Clinical safety profile of sildenafil in Singaporean men with erectile dysfunction: pre-marketing experience (ASSESS-I evaluation)

Safety and tolerability of sildenafil citrate was assessed in a population subset of 60 Singaporean men with erectile dysfunction taken from the Asian Sildenafil Efficacy and Safety Study (ASSESS-I), a double-blind, placebo-controlled, flexible-dose study. The men, from two centres, with > or = 6 months' history of erectile dysfunction, were randomized to two treatment arms for 12 weeks. One group (30 patients) received sildenafil (initial dose 50 mg taken 1 h before sexual activity for the first 2 weeks, increased to 100 mg or decreased to 25 mg, according to efficacy and/or tolerability). The remaining 30 patients received a matching placebo.
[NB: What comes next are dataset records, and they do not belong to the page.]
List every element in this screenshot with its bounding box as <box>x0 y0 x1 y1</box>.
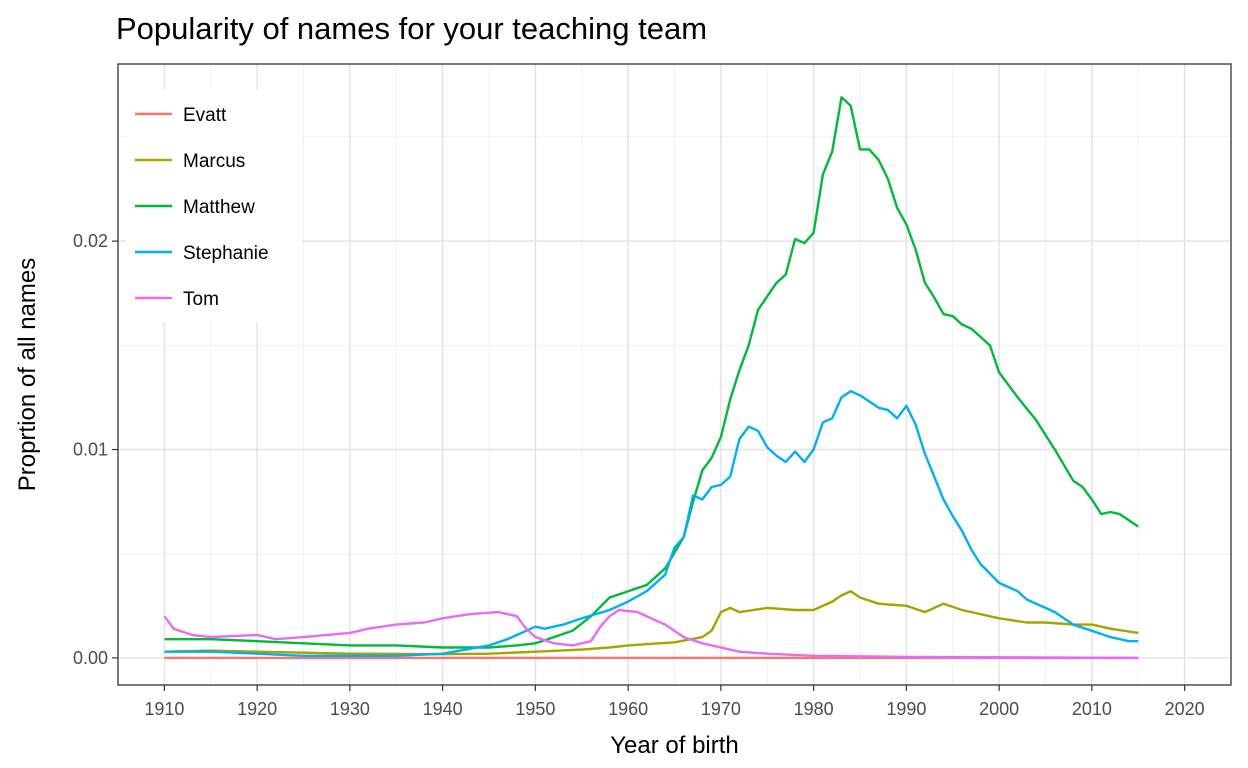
x-tick-label: 2010 <box>1072 699 1112 719</box>
legend: Evatt Marcus Matthew Stephanie Tom <box>126 90 302 322</box>
legend-label-marcus: Marcus <box>183 151 245 172</box>
y-axis-title: Proprtion of all names <box>14 258 41 491</box>
x-axis: 1910 1920 1930 1940 1950 1960 1970 1980 1990 2000… <box>144 685 1205 719</box>
x-axis-title: Year of birth <box>610 732 739 759</box>
legend-label-tom: Tom <box>183 289 219 310</box>
x-tick-label: 1950 <box>515 699 555 719</box>
x-tick-label: 1980 <box>794 699 834 719</box>
series-lines <box>163 96 1139 660</box>
panel-border <box>117 63 1232 686</box>
x-tick-label: 1940 <box>423 699 463 719</box>
series-line-tom <box>163 608 1139 660</box>
y-axis: 0.00 0.01 0.02 <box>73 231 118 668</box>
x-tick-label: 1960 <box>608 699 648 719</box>
x-tick-label: 2000 <box>979 699 1019 719</box>
series-line-marcus <box>164 590 1139 656</box>
series-line-matthew <box>164 96 1139 649</box>
chart-title: Popularity of names for your teaching te… <box>116 11 707 46</box>
legend-label-evatt: Evatt <box>183 105 227 126</box>
legend-label-matthew: Matthew <box>183 197 255 218</box>
legend-label-stephanie: Stephanie <box>183 243 269 264</box>
y-tick-label: 0.02 <box>73 231 108 251</box>
x-tick-label: 1920 <box>237 699 277 719</box>
x-tick-label: 1910 <box>144 699 184 719</box>
x-tick-label: 1930 <box>330 699 370 719</box>
x-tick-label: 2020 <box>1165 699 1205 719</box>
x-tick-label: 1990 <box>886 699 926 719</box>
x-tick-label: 1970 <box>701 699 741 719</box>
y-tick-label: 0.01 <box>73 440 108 460</box>
minor-gridlines <box>118 64 1231 685</box>
series-line-stephanie <box>164 390 1139 657</box>
y-tick-label: 0.00 <box>73 648 108 668</box>
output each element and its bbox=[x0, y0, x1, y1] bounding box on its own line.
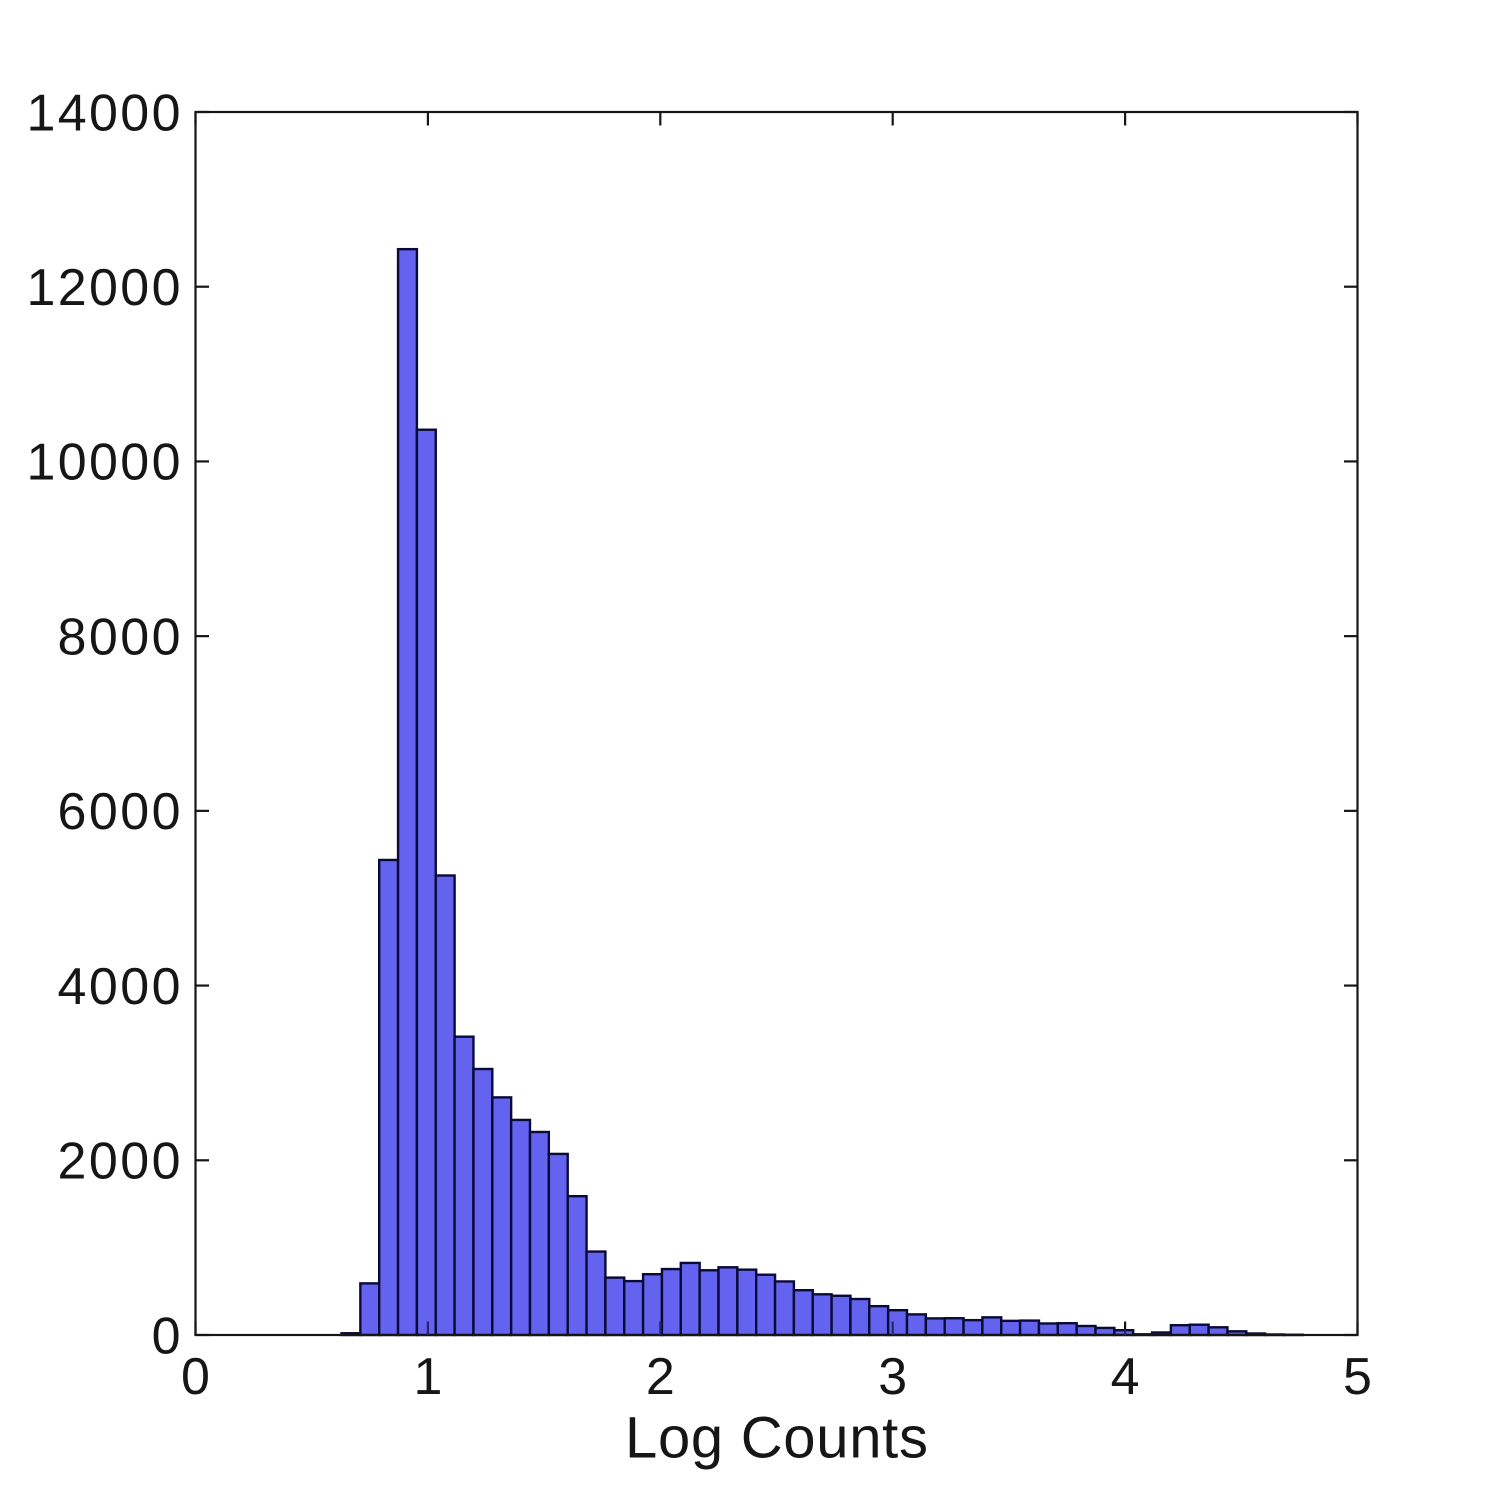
svg-text:2: 2 bbox=[646, 1348, 675, 1406]
svg-text:10000: 10000 bbox=[27, 434, 181, 492]
svg-text:14000: 14000 bbox=[27, 84, 181, 142]
svg-text:0: 0 bbox=[181, 1348, 210, 1406]
svg-text:4: 4 bbox=[1111, 1348, 1140, 1406]
svg-text:0: 0 bbox=[152, 1307, 181, 1365]
svg-text:5: 5 bbox=[1343, 1348, 1372, 1406]
svg-text:12000: 12000 bbox=[27, 259, 181, 317]
svg-text:1: 1 bbox=[413, 1348, 442, 1406]
svg-text:3: 3 bbox=[878, 1348, 907, 1406]
svg-text:Log Counts: Log Counts bbox=[625, 1406, 928, 1471]
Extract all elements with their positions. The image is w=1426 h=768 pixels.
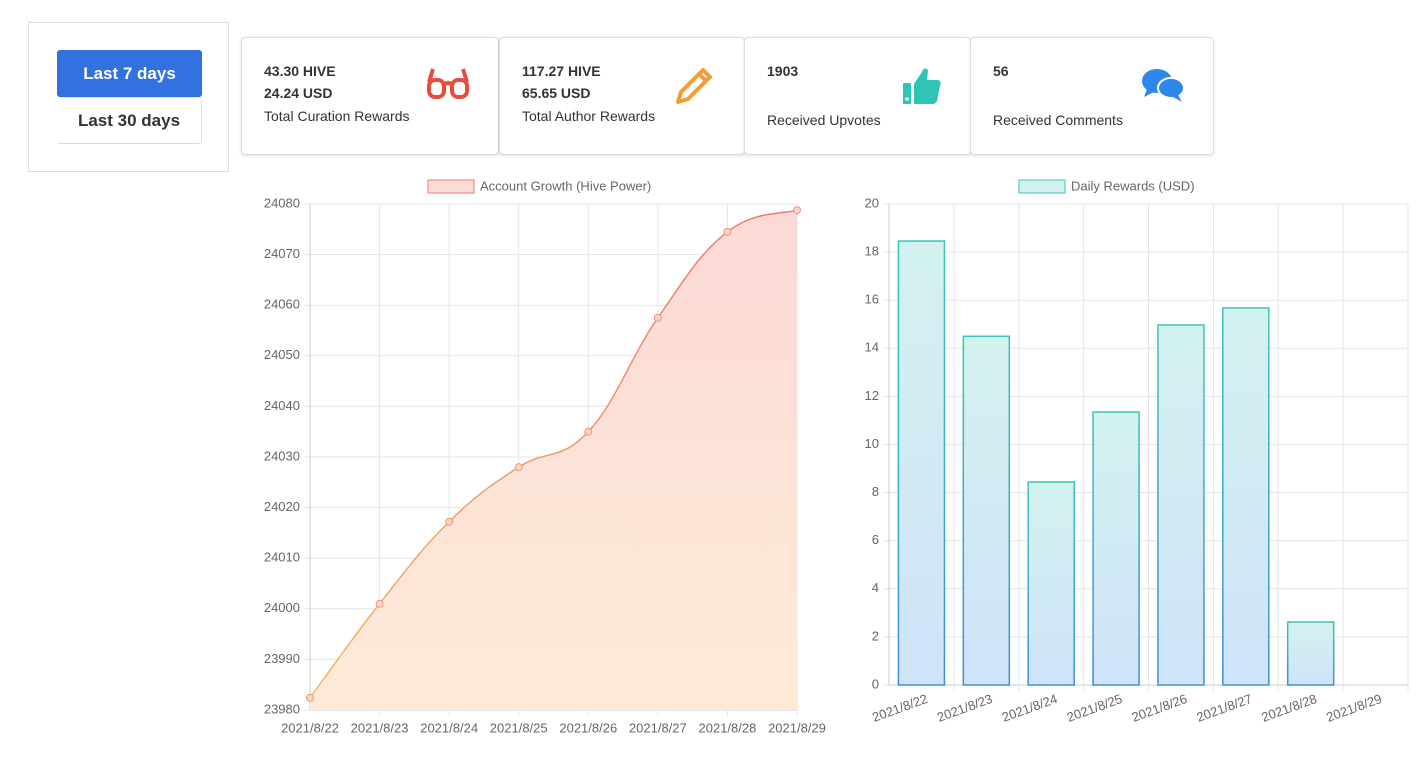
point bbox=[653, 313, 662, 322]
point bbox=[584, 427, 593, 436]
y-tick-label: 12 bbox=[865, 388, 879, 403]
stat-value: 65.65 USD bbox=[522, 85, 591, 101]
stat-card: 43.30 HIVE 24.24 USD Total Curation Rewa… bbox=[241, 37, 499, 155]
stat-label: Total Author Rewards bbox=[522, 108, 656, 124]
stat-label: Total Curation Rewards bbox=[264, 108, 410, 124]
stat-card: 117.27 HIVE 65.65 USD Total Author Rewar… bbox=[499, 37, 745, 155]
stat-value: 56 bbox=[993, 63, 1009, 79]
x-tick-label: 2021/8/26 bbox=[559, 720, 617, 735]
stat-card: 56 Received Comments bbox=[970, 37, 1214, 155]
y-tick-label: 10 bbox=[865, 436, 879, 451]
x-tick-label: 2021/8/22 bbox=[870, 691, 929, 725]
x-tick-label: 2021/8/27 bbox=[1195, 691, 1254, 725]
button[interactable]: Last 7 days bbox=[57, 50, 202, 97]
bar bbox=[1092, 411, 1140, 686]
point bbox=[723, 227, 732, 236]
y-tick-label: 6 bbox=[872, 532, 879, 547]
stat-card: 1903 Received Upvotes bbox=[744, 37, 971, 155]
x-tick-label: 2021/8/24 bbox=[420, 720, 478, 735]
y-tick-label: 24070 bbox=[264, 246, 300, 261]
x-tick-label: 2021/8/23 bbox=[351, 720, 409, 735]
bar bbox=[1222, 307, 1270, 686]
thumbs-up-icon bbox=[903, 68, 941, 104]
x-tick-label: 2021/8/25 bbox=[1065, 691, 1124, 725]
point bbox=[514, 463, 523, 472]
x-tick-label: 2021/8/25 bbox=[490, 720, 548, 735]
point bbox=[793, 206, 801, 215]
x-tick-label: 2021/8/26 bbox=[1130, 691, 1189, 725]
x-tick-label: 2021/8/24 bbox=[1000, 691, 1059, 725]
y-tick-label: 24080 bbox=[264, 195, 300, 210]
y-tick-label: 20 bbox=[865, 195, 879, 210]
bar bbox=[1286, 621, 1335, 686]
legend-swatch bbox=[427, 179, 475, 194]
stat-label: Received Upvotes bbox=[767, 112, 881, 128]
y-tick-label: 16 bbox=[865, 292, 879, 307]
button[interactable]: Last 30 days bbox=[57, 97, 202, 144]
bar bbox=[1027, 481, 1075, 686]
y-tick-label: 8 bbox=[872, 484, 879, 499]
area bbox=[310, 210, 797, 710]
y-tick-label: 24020 bbox=[264, 499, 300, 514]
legend-label: Daily Rewards (USD) bbox=[1071, 178, 1195, 193]
x-tick-label: 2021/8/28 bbox=[1259, 691, 1318, 725]
stat-value: 24.24 USD bbox=[264, 85, 333, 101]
comments-icon bbox=[1142, 69, 1185, 102]
bar bbox=[1157, 324, 1205, 686]
y-tick-label: 18 bbox=[865, 244, 879, 259]
x-tick-label: 2021/8/28 bbox=[699, 720, 757, 735]
y-tick-label: 23980 bbox=[264, 701, 300, 716]
y-tick-label: 24060 bbox=[264, 297, 300, 312]
stat-value: 43.30 HIVE bbox=[264, 63, 336, 79]
range-panel: Last 7 days Last 30 days bbox=[28, 22, 229, 172]
legend-label: Account Growth (Hive Power) bbox=[480, 178, 651, 193]
pencil-icon bbox=[676, 68, 712, 104]
bar bbox=[962, 335, 1011, 686]
stat-value: 1903 bbox=[767, 63, 799, 79]
point bbox=[306, 693, 314, 702]
y-tick-label: 4 bbox=[872, 580, 879, 595]
y-tick-label: 24030 bbox=[264, 448, 300, 463]
stat-value: 117.27 HIVE bbox=[522, 63, 601, 79]
x-tick-label: 2021/8/29 bbox=[1324, 691, 1383, 725]
x-tick-label: 2021/8/22 bbox=[281, 720, 339, 735]
point bbox=[445, 517, 454, 526]
bar bbox=[897, 240, 946, 686]
legend-swatch bbox=[1018, 179, 1066, 194]
y-tick-label: 24050 bbox=[264, 347, 300, 362]
x-tick-label: 2021/8/27 bbox=[629, 720, 687, 735]
x-tick-label: 2021/8/23 bbox=[935, 691, 994, 725]
stat-label: Received Comments bbox=[993, 112, 1123, 128]
point bbox=[375, 599, 384, 608]
y-tick-label: 24010 bbox=[264, 550, 300, 565]
glasses-icon bbox=[427, 68, 469, 99]
line bbox=[309, 209, 798, 699]
y-tick-label: 0 bbox=[872, 676, 879, 691]
y-tick-label: 24000 bbox=[264, 600, 300, 615]
x-tick-label: 2021/8/29 bbox=[768, 720, 826, 735]
y-tick-label: 24040 bbox=[264, 398, 300, 413]
y-tick-label: 14 bbox=[865, 340, 879, 355]
y-tick-label: 2 bbox=[872, 628, 879, 643]
y-tick-label: 23990 bbox=[264, 651, 300, 666]
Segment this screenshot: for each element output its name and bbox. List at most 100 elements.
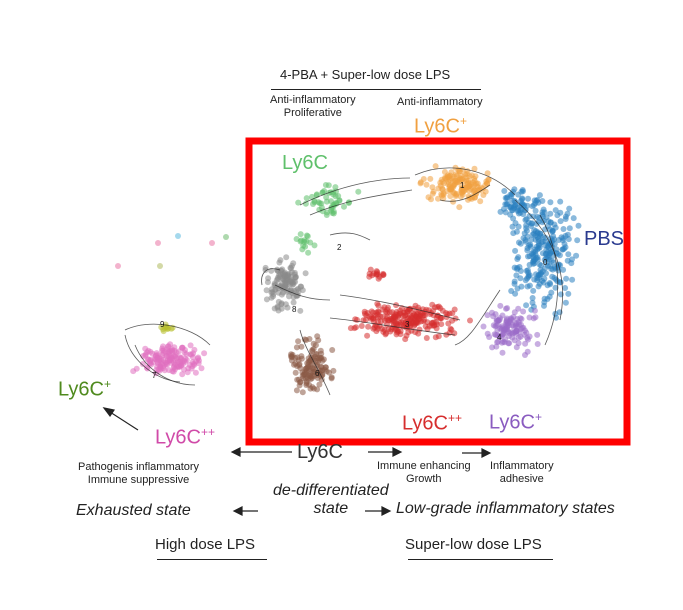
cell-dot xyxy=(520,308,527,315)
cell-dot xyxy=(535,238,542,245)
cell-dot xyxy=(504,305,511,312)
cell-dot xyxy=(438,191,445,198)
cell-dot xyxy=(292,369,299,376)
ly6c-orange-sup: + xyxy=(459,114,467,128)
cell-dot xyxy=(565,290,572,297)
cell-dot xyxy=(429,190,436,197)
cell-dot xyxy=(336,197,343,204)
cell-dot xyxy=(374,311,381,318)
cell-dot xyxy=(499,349,506,356)
cell-dot xyxy=(557,218,564,225)
cell-dot xyxy=(524,348,531,355)
cell-dot xyxy=(555,237,562,243)
velocity-streamline xyxy=(124,334,181,383)
cell-dot xyxy=(501,188,508,194)
cell-dot xyxy=(310,365,317,372)
cell-dot xyxy=(506,333,512,339)
cell-dot xyxy=(298,237,305,244)
cell-dot xyxy=(345,200,352,206)
cell-dot xyxy=(547,210,554,217)
cell-dot xyxy=(541,302,547,309)
cell-dot xyxy=(493,316,500,323)
velocity-streamline xyxy=(329,232,371,241)
dedifferentiated-state-label: de-differentiated state xyxy=(273,482,389,518)
cell-dot xyxy=(299,389,306,396)
ly6c-pink-label: Ly6C++ xyxy=(155,425,215,450)
cell-dot xyxy=(401,322,408,329)
cell-dot xyxy=(194,355,201,362)
cell-dot xyxy=(322,182,329,188)
cell-dot xyxy=(565,251,572,258)
enhancing-note-line2: Growth xyxy=(406,473,442,485)
cluster-number-2: 2 xyxy=(337,243,342,252)
cell-dot xyxy=(163,324,169,331)
cell-dot xyxy=(157,365,164,372)
exhausted-state-label: Exhausted state xyxy=(76,502,191,519)
cell-dot xyxy=(378,318,384,325)
cell-dot xyxy=(568,260,575,267)
cluster-number-6: 6 xyxy=(315,369,320,378)
cell-dot xyxy=(341,203,347,210)
cell-dot xyxy=(332,184,339,191)
cell-dot xyxy=(297,307,304,314)
cell-dot xyxy=(413,318,419,325)
cell-dot xyxy=(514,285,521,292)
cell-dot xyxy=(299,246,306,253)
cell-dot xyxy=(543,246,550,253)
cell-dot xyxy=(548,289,555,296)
cell-dot xyxy=(302,270,309,277)
cell-dot xyxy=(557,198,564,205)
cell-dot xyxy=(560,226,567,232)
cell-dot xyxy=(311,242,318,249)
cell-dot xyxy=(524,283,531,290)
cell-dot xyxy=(290,294,297,301)
cell-dot xyxy=(456,204,463,211)
cell-dot xyxy=(529,295,536,301)
cell-dot xyxy=(520,324,527,331)
cell-dot xyxy=(176,354,183,361)
cell-dot xyxy=(298,355,305,362)
top-condition-underline xyxy=(271,89,481,90)
ly6c-left-green-label: Ly6C+ xyxy=(58,377,111,402)
cell-dot xyxy=(188,351,195,358)
cell-dot xyxy=(575,222,582,229)
cell-dot xyxy=(397,328,404,335)
cell-dot xyxy=(467,317,473,324)
cell-dot xyxy=(522,340,529,347)
cell-dot xyxy=(297,231,304,238)
cell-dot xyxy=(512,202,519,209)
cell-dot xyxy=(387,328,394,335)
cell-dot xyxy=(497,302,504,309)
cell-dot xyxy=(390,318,397,325)
cell-dot xyxy=(510,323,517,330)
cell-dot xyxy=(560,266,567,273)
cell-dot xyxy=(569,276,576,283)
velocity-streamline xyxy=(454,289,501,346)
cell-dot xyxy=(556,252,563,259)
cluster-number-3: 3 xyxy=(405,320,410,329)
cell-dot xyxy=(509,207,516,214)
cell-dot xyxy=(362,316,369,323)
top-left-note-line2: Proliferative xyxy=(283,107,342,119)
cell-dot xyxy=(271,282,278,289)
cell-dot xyxy=(297,283,304,290)
cell-dot xyxy=(452,193,459,200)
velocity-streamline xyxy=(414,167,516,196)
cell-dot xyxy=(470,179,476,186)
ly6c-center-label: Ly6C xyxy=(297,441,343,463)
cell-dot xyxy=(147,348,154,355)
cell-dot xyxy=(523,216,530,223)
cell-dot xyxy=(302,370,309,377)
cell-dot xyxy=(530,213,537,220)
velocity-streamline xyxy=(329,317,456,336)
velocity-streamlines xyxy=(124,167,563,396)
cell-dot xyxy=(321,188,328,194)
cell-dot xyxy=(445,174,452,181)
cell-dot xyxy=(329,347,336,353)
cell-dot xyxy=(411,311,418,318)
cell-dot xyxy=(316,367,323,374)
cell-dot xyxy=(458,182,465,189)
velocity-streamline xyxy=(339,294,461,321)
cell-dot xyxy=(170,364,177,371)
cell-dot xyxy=(374,271,380,278)
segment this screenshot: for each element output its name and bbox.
Incidence and type of adverse effects were evaluated at 2, 4, 8 and 12 weeks. Nine patients (30.0%) on sildenafil (33.1% in the full ASSESS-I study) and one patient (3.3%) on placebo (22.8% in the full ASSESS-I study) experienced treatment-related adverse events, the most frequent being headache in the sildenafil group (reported by five patients [16.7%]; 11.0% in the full ASSESS-I study). Flushing, visual disturbance, dizziness, insomnia, myalgia and back pain each occurred in one patient in the sildenafil group (3.3%); in the placebo group, one patient (3.3%) had headache. Importantly, the incidence of cardiovascular and respiratory system adverse events were relatively less than in the full ASSESS-I population (cardiovascular 3.3% in the present study versus 10.2% in the full ASSESS-I population; respiratory 3.3% versus 5.5%). All adverse events were transient and mild, and did not lead to treatment withdrawal. There was no effect on sitting blood pressure, heart rate or standard laboratory parameters; more importantly, there was no incidence of myocardial infarction, stroke or priapism. These results should reassure Singaporean patients and their physicians of the safety of sildenafil for erectile dysfunction.